Então entrou o doutor. O médico dos pré-molares difíceis, o cirurgião dos canais. Um homem com o rosto largo e inexpressível. Sua pele era quase marrom e suas sobrancelhas lembravam a púbis da Claudia Ohana. Vestia uma camiseta preta por baixo de sua vestimenta de trabalho havia marcas de batom aparecendo pela parte não abotoada em seu pescoço. Ele checou o trabalho feito pela sua assistente e soltou uma interjeição de raiva. Ela havia esquecido o principal. Apertou mais um pouco os apetrechos e puxou uma corrente prendendo o tronco e sorriu para o jovem.

— Segurança. — Disse quase tossindo. Então em um ato natural abaixou as calças. O rapazote deu um pulo e todos aqueles braços de cordão e metal mantiveram ele na cadeira.

— Calma, jovem. Não dói tanto assim. — Apertou um botão e a cadeira inclinou como uma gangorra daquelas que toda praça tem uma ou duas enferrujadas. Caio pensou em gritar, mas a mulher atraente com tetas brancas lhe mantinham a língua parada sem reverberação. Não podia soltar um pio que fosse. Cravou as unhas no couro macio e emitiu um barulho abafado de peido de velha. O dentista com ar de neurocirurgião estalou os dedos no ritmo de uma melodia antiga de AC/DC e de trás de um biombo 5 anões vieram ao encontro deles em um trenzinho alegre. O último ainda tinha em sua mão uma taça de vinho. Seus pequenos narizes estavam vermelhos e seus olhos diminutos estavam inebriados. Pegaram um enorme cilindro dividindo o peso do mesmo entre seus 10 ombrinhos tacanhos.
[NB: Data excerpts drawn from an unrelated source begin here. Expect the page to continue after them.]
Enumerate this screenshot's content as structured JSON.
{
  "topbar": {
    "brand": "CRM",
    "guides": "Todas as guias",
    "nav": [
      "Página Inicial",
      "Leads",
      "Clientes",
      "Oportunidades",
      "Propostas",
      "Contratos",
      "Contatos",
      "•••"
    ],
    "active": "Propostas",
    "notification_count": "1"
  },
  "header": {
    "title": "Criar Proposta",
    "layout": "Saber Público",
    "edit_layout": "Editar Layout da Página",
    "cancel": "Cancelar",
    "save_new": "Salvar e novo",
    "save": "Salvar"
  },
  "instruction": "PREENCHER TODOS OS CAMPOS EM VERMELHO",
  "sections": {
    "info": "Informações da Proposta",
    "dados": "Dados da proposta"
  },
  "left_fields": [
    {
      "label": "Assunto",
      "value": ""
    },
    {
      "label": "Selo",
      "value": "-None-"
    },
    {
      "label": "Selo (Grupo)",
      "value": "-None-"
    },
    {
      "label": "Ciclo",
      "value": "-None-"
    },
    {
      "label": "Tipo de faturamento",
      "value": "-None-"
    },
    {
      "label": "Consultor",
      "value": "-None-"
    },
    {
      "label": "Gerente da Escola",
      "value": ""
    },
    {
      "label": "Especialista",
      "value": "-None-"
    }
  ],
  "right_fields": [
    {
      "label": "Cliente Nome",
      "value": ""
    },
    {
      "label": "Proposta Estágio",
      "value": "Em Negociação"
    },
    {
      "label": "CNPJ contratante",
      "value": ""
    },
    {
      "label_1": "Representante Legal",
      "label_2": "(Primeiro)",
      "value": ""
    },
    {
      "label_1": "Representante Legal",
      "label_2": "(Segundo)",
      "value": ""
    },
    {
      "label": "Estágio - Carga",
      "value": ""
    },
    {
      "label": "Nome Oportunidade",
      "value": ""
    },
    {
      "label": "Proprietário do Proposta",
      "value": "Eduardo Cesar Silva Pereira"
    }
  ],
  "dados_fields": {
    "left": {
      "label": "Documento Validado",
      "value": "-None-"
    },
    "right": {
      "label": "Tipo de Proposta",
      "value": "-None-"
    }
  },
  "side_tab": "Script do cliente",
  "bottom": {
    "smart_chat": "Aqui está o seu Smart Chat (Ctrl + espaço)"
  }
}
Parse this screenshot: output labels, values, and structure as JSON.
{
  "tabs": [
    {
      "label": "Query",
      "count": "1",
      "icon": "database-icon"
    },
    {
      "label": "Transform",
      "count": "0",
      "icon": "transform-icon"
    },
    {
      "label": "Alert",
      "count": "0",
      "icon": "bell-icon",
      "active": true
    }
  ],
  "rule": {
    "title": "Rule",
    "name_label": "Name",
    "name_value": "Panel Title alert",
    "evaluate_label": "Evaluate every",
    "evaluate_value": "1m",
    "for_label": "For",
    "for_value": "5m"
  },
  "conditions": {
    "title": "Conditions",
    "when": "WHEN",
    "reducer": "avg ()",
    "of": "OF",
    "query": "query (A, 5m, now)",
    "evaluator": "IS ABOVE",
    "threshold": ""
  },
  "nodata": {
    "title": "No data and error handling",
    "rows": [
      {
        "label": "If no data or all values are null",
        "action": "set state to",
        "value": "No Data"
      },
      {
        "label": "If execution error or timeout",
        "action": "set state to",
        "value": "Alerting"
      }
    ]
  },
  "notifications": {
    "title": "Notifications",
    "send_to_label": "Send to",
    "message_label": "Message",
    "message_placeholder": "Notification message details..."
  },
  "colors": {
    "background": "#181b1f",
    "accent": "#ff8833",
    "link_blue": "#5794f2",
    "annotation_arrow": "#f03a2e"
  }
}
O menor deles levou uma concha de plástico até a boca do paciente e um gás incolor foi enchendo o recipiente. Caio sentiu suas pálpebras pesando como se o World Trade Center fosse amarrado a seus cílios. Sua retina contemplou os 5 anões despindo-se uns aos outros com exceção do maior que conseguia tirar suas próprias meias. Todos estavam agora nus. Farelos de biscoito enchiam seus olhos. Não conseguia aguentar acordado. Ouviu um silvo acobreado que lhe arrepiou a coluna e a alma. O anão maior correu desnudo e abriu uma portinhola cujo som de trás sugeria algum animal raivoso. Não dava mais. Dormiu.
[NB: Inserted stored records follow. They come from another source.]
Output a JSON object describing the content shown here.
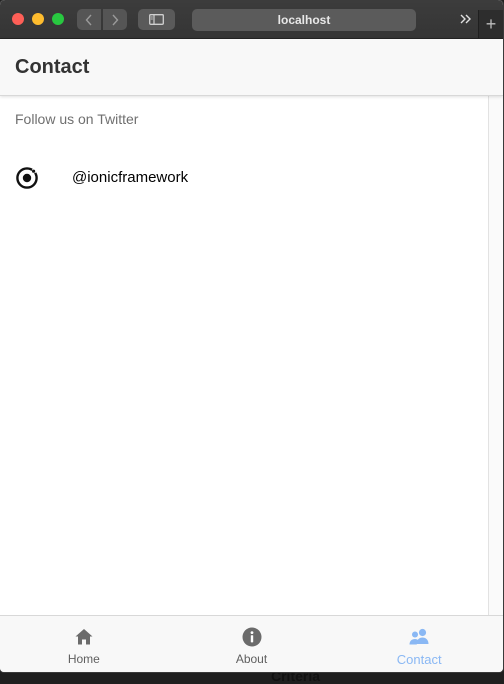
{
  "browser": {
    "url": "localhost",
    "more_icon": "double-chevron-right-icon",
    "new_tab_symbol": "+"
  },
  "header": {
    "title": "Contact"
  },
  "content": {
    "list_header": "Follow us on Twitter",
    "items": [
      {
        "icon": "ionic-logo-icon",
        "label": "@ionicframework"
      }
    ]
  },
  "tabs": [
    {
      "label": "Home",
      "icon": "home-icon",
      "selected": false
    },
    {
      "label": "About",
      "icon": "info-icon",
      "selected": false
    },
    {
      "label": "Contact",
      "icon": "people-icon",
      "selected": true
    }
  ],
  "underlay": {
    "text": "Criteria"
  },
  "colors": {
    "accent": "#8ab8f4",
    "tab_inactive": "#5f5f5f",
    "header_bg": "#f8f8f8"
  }
}
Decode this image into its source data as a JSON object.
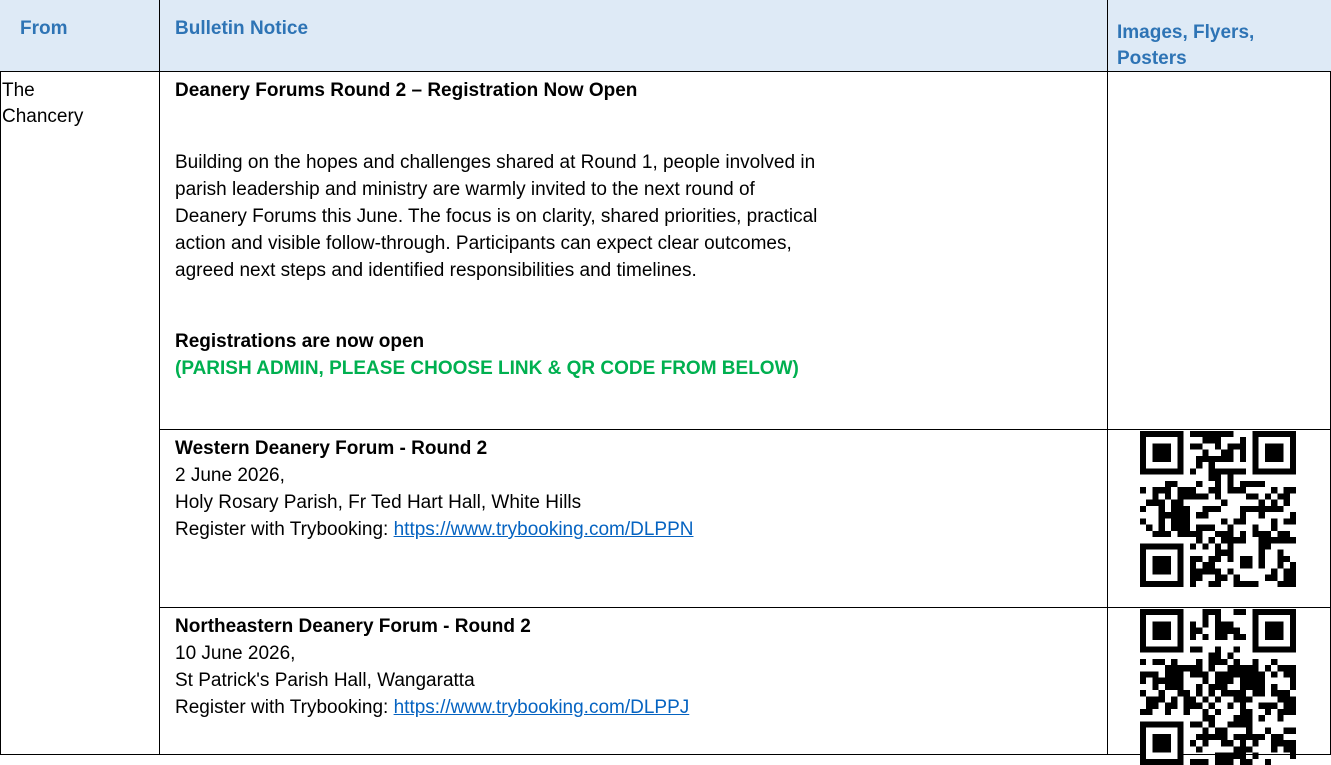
{
  "header": {
    "from": "From",
    "notice": "Bulletin Notice",
    "images": "Images, Flyers, Posters"
  },
  "from_cell": {
    "line1": "The",
    "line2": "Chancery"
  },
  "main_notice": {
    "title": "Deanery Forums Round 2 – Registration Now Open",
    "body_lines": [
      "Building on the hopes and challenges shared at Round 1, people involved in",
      "parish leadership and ministry are warmly invited to the next round of",
      "Deanery Forums this June. The focus is on clarity, shared priorities, practical",
      "action and visible follow-through. Participants can expect clear outcomes,",
      "agreed next steps and identified responsibilities and timelines."
    ],
    "registrations": "Registrations are now open",
    "admin_note": "(PARISH ADMIN, PLEASE CHOOSE LINK & QR CODE FROM BELOW)"
  },
  "events": [
    {
      "title": "Western Deanery Forum - Round 2",
      "date": "2 June 2026,",
      "venue": "Holy Rosary Parish, Fr Ted Hart Hall, White Hills",
      "register_prefix": "Register with Trybooking: ",
      "link": "https://www.trybooking.com/DLPPN",
      "qr_icon": "qr-code-icon"
    },
    {
      "title": "Northeastern Deanery Forum - Round 2",
      "date": "10 June 2026,",
      "venue": "St Patrick's Parish Hall, Wangaratta",
      "register_prefix": "Register with Trybooking: ",
      "link": "https://www.trybooking.com/DLPPJ",
      "qr_icon": "qr-code-icon"
    }
  ],
  "colors": {
    "header_bg": "#deeaf6",
    "header_text": "#2e74b5",
    "green": "#00b050",
    "link": "#0563c1"
  }
}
Acordou em uma sala cheia de sofás para uma pessoa. Quase uma cadeira. Estava nu e babava um pouco de sangue. Havia um espelho perto de seu assento e com algum esforço correu até o objeto que o refletia. Deu um sorriso forçado e viu que cada um dos seus dentes pares havia sido extraído. O sorriso banguela transformou-se em uma careta de horror. Sentiu um tapinha na bunda, amistoso e quente. Cordial.
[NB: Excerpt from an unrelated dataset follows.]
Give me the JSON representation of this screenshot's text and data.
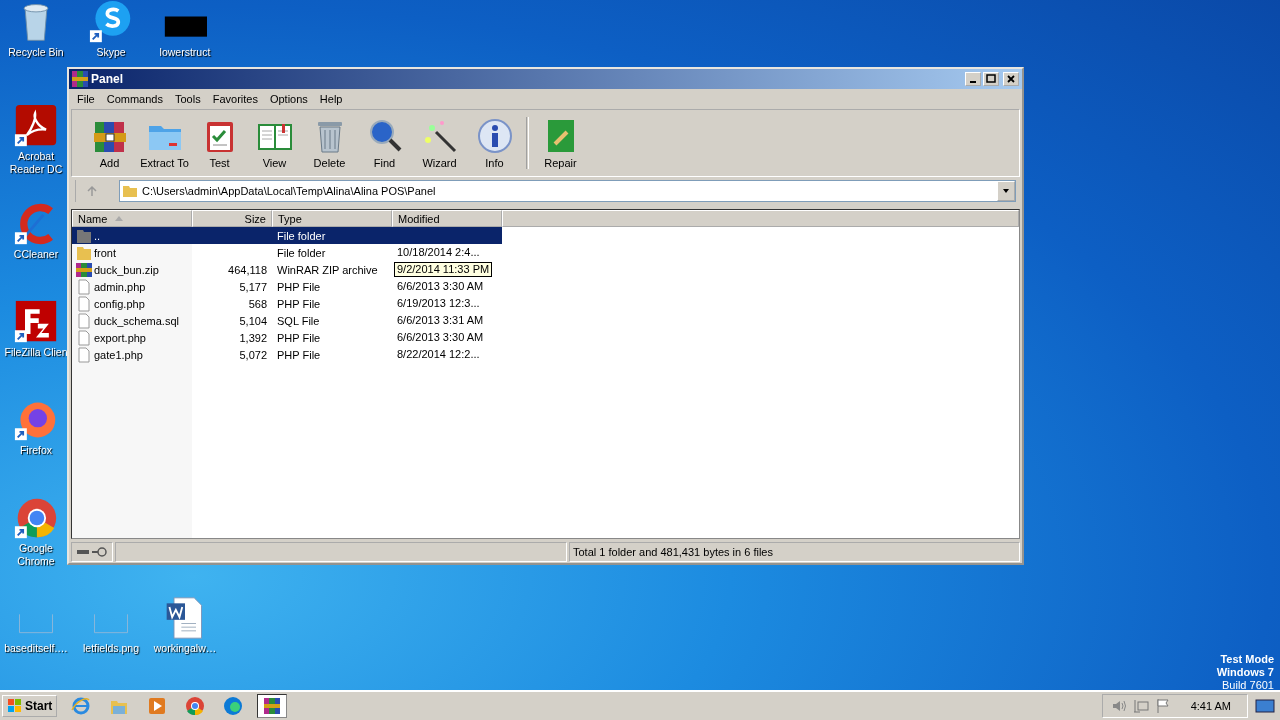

— Olha só quem acordou. Desculpe a barbeiragem. Não sabia qual era o dente que lhe doía. Anotei no meu caderninho e mostrarei ao meu supervisor. Próxima vez não vai ter erro algum, posso lhe garantir.

Caio sentiu vontade de gritar. Porém sua língua estava dormente e com um gosto estranho. Havia ainda fluídos com cheiros nefastos entre seus lados interiores da bochecha. Tinha vontade de chorar.  Passou a mão no traseiro, estava dolorido do provável tempo preso naquela cadeira desconfortável. Notou que seu dente ruim realmente melhorara. Apertou a mão do homem dos dentes com movimentos firmes e disparou para a porta de saída após vestir-se.
Não encontrou ninguém. Só uma velha com cabelos de fogo. Ela lhe tacou um beijo soprado em sua direção, mas ele ignorou-a totalmente. Era sempre assim, ela suspirou. A esperança é um jovem que com as intempéries da vida acaba enfraquecendo e perdendo seu valor pela senilidade. Frustrado saiu a toda velocidade sem olhar para trás. Por seus ombros ficava para trás uma enorme placa na saída do enorme empreendimento que dizia:

Complexo de Saúde Universitário do Dr. Josef Mengele.
Ensinando aos nossos futuros doutores e especialistas o ofício como arte. Tratamento gratuito para aprendizado de nosso corpo discente. Vagas urgentes.